Sesenta y cuatro

Fuera estaba oscuro como boca de lobo. Solo el monstruoso edificio al final de la calle estaba iluminado, destellaba como una estrella varada en la tierra. Me acerqué sigilosamente al coche de guardia en el que estaban sentados los dos policías. Les di tal susto que saltaron de sus asientos. Uno de ellos bajó la empañada ventanilla, con la boca llena de salchicha. El coche olía a pedo.

—Tenemos un intruso en casa —anuncié—. Será mejor que vengan.

El supuesto Obstructor fingió salir huyendo.

Observamos como el coche patrulla hacía una rápida maniobra en tres tiempos y salía detrás de él. Daba vergüenza ajena. Saltaba a la vista que se conocían de antemano. El Obstructor se encogió de hombros, y la puerta trasera del coche de los avispones se abrió para dejarlo entrar.

Si el tipo hubiera sido un auténtico Obstructor, lo habrían mandado de un tiro a otro barrio, lo que yo os diga.

En la cocina, el abuelo tenía el abrigo puesto.

—¿Qué haces? —le dije.

El abuelo sacudió la cabeza y se llevó un dedo a los labios.

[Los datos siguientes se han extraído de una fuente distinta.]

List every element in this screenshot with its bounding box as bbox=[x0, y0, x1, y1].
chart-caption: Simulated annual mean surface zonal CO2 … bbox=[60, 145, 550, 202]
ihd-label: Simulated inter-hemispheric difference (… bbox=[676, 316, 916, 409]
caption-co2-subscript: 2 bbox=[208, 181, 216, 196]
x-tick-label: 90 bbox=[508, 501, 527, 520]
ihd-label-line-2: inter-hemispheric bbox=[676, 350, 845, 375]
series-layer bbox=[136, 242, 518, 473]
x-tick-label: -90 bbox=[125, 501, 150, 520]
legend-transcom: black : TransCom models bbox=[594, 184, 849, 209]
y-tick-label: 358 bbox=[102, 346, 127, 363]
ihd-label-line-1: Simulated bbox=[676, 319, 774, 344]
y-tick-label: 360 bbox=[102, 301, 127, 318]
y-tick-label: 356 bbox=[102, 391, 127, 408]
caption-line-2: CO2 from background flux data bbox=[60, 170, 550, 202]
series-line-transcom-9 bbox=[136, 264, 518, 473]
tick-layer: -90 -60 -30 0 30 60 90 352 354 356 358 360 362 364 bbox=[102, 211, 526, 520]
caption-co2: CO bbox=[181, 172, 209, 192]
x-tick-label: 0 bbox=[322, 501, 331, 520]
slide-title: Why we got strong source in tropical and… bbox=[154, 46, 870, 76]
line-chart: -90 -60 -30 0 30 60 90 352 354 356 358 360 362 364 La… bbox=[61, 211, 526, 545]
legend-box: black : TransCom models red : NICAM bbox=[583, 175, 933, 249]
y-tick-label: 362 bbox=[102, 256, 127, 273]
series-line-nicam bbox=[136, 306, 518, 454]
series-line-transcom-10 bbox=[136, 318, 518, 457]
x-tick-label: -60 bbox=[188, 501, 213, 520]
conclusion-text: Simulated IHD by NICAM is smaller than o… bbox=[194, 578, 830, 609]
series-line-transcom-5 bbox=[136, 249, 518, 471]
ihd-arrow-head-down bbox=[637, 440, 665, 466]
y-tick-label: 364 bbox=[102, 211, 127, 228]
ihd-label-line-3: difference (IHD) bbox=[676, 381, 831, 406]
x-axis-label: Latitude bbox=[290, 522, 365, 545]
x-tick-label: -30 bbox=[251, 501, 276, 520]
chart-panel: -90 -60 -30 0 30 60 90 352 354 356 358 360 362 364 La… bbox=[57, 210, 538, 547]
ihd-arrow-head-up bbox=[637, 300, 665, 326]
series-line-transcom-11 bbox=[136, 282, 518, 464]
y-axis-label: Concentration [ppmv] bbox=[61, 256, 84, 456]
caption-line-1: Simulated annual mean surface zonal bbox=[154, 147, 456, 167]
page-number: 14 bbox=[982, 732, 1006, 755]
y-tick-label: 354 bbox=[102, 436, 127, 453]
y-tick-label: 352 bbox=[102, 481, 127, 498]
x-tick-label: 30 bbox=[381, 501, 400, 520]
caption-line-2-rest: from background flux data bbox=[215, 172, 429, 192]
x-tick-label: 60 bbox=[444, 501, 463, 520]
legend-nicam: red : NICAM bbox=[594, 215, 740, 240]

—Voy a sacar la rata fuera.

Pero yo sabía que no era eso lo que pretendía hacer. Se iba a alguna parte. Adónde, no lo sé, no tenía ni idea. Quise agarrarme a aquel abrigo y suplicarle que no se moviera de allí, pero no me habría hecho caso. Vi en su mirada que estaba dispuesto a salir de casa, pasara lo que pasara.